Tuesday, November 12, 2013

"Klouting" Your Ethics

If Wired is to be believed, one's Klout score is serious business.

Now, what is the ethical dimension?

3 comments:

Unknown said...

I gotta hand it to them – it’s a genius marketing ploy. Not that I’m at all comfortable with it.

The internet was supposed to be a marketplace of free and diverse (though not always articulate) opinions. Now it’s becoming a popularity contest that affects our real-life social standing. We might be perpetrating brands and ideas that we have no strong feelings for, all for the sake of gaining that coveted Klout score. I imagine this would affect the way we communicate with each other, too; it’s hard to take word-of-mouth recommendations seriously if there’s always an incentive for “freebies” in the back of someone’s mind.

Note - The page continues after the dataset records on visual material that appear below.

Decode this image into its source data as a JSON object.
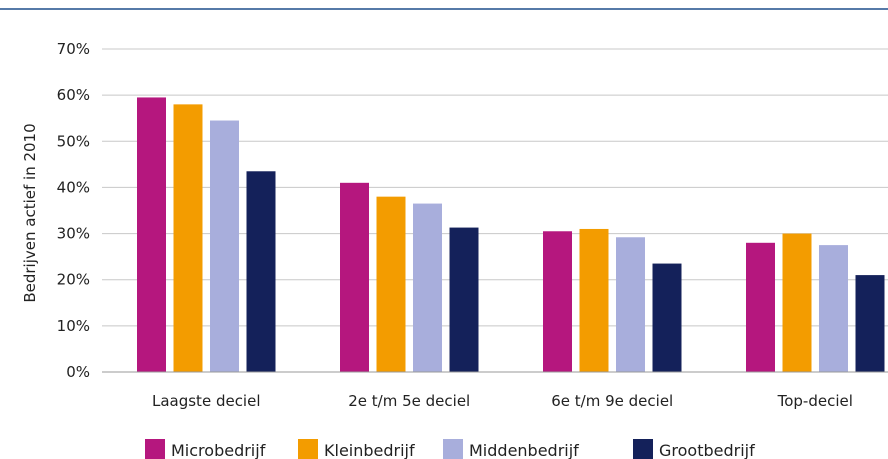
{
  "chart_data": {
    "type": "bar",
    "title": "",
    "xlabel": "",
    "ylabel": "Bedrijven actief in 2010",
    "ylim": [
      0,
      70
    ],
    "yticks": [
      "0%",
      "10%",
      "20%",
      "30%",
      "40%",
      "50%",
      "60%",
      "70%"
    ],
    "categories": [
      "Laagste deciel",
      "2e t/m 5e deciel",
      "6e t/m 9e deciel",
      "Top-deciel"
    ],
    "series": [
      {
        "name": "Microbedrijf",
        "color": "#b5177e",
        "values": [
          59.5,
          41,
          30.5,
          28
        ]
      },
      {
        "name": "Kleinbedrijf",
        "color": "#f39c00",
        "values": [
          58,
          38,
          31,
          30
        ]
      },
      {
        "name": "Middenbedrijf",
        "color": "#a8aedc",
        "values": [
          54.5,
          36.5,
          29.2,
          27.5
        ]
      },
      {
        "name": "Grootbedrijf",
        "color": "#14215a",
        "values": [
          43.5,
          31.3,
          23.5,
          21
        ]
      }
    ],
    "grid": true,
    "legend_position": "bottom",
    "top_rule_color": "#1f4e8c"
  }
}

Nothing new, though. Our lives have always been driven by capitalism. It makes sense that it would become a driving force behind social media as well.

My Klout score is only 16, by the way. I’m actually okay with that.

....J.Michael Robertson said...

Well said. Young Mr. Kane agrees with you. Yet anything that isn't downright immoral that gives me a reporting edge.... I want to have that edge. We will continue to inquire into whether not kultivating klout has its use.

Unknown said...

On the contrary, I think having a higher Klout score would give you less of a journalistic edge. It implies that you cater to popular opinion just for the sake of maintaining your internet cred. It also implies that you check your Facebook and Twitter accounts way too often.

Remember: Justin Bieber has a higher Klout score than Hillary Clinton. I really don't think people with higher Klout scores are necessarily respectable human beings.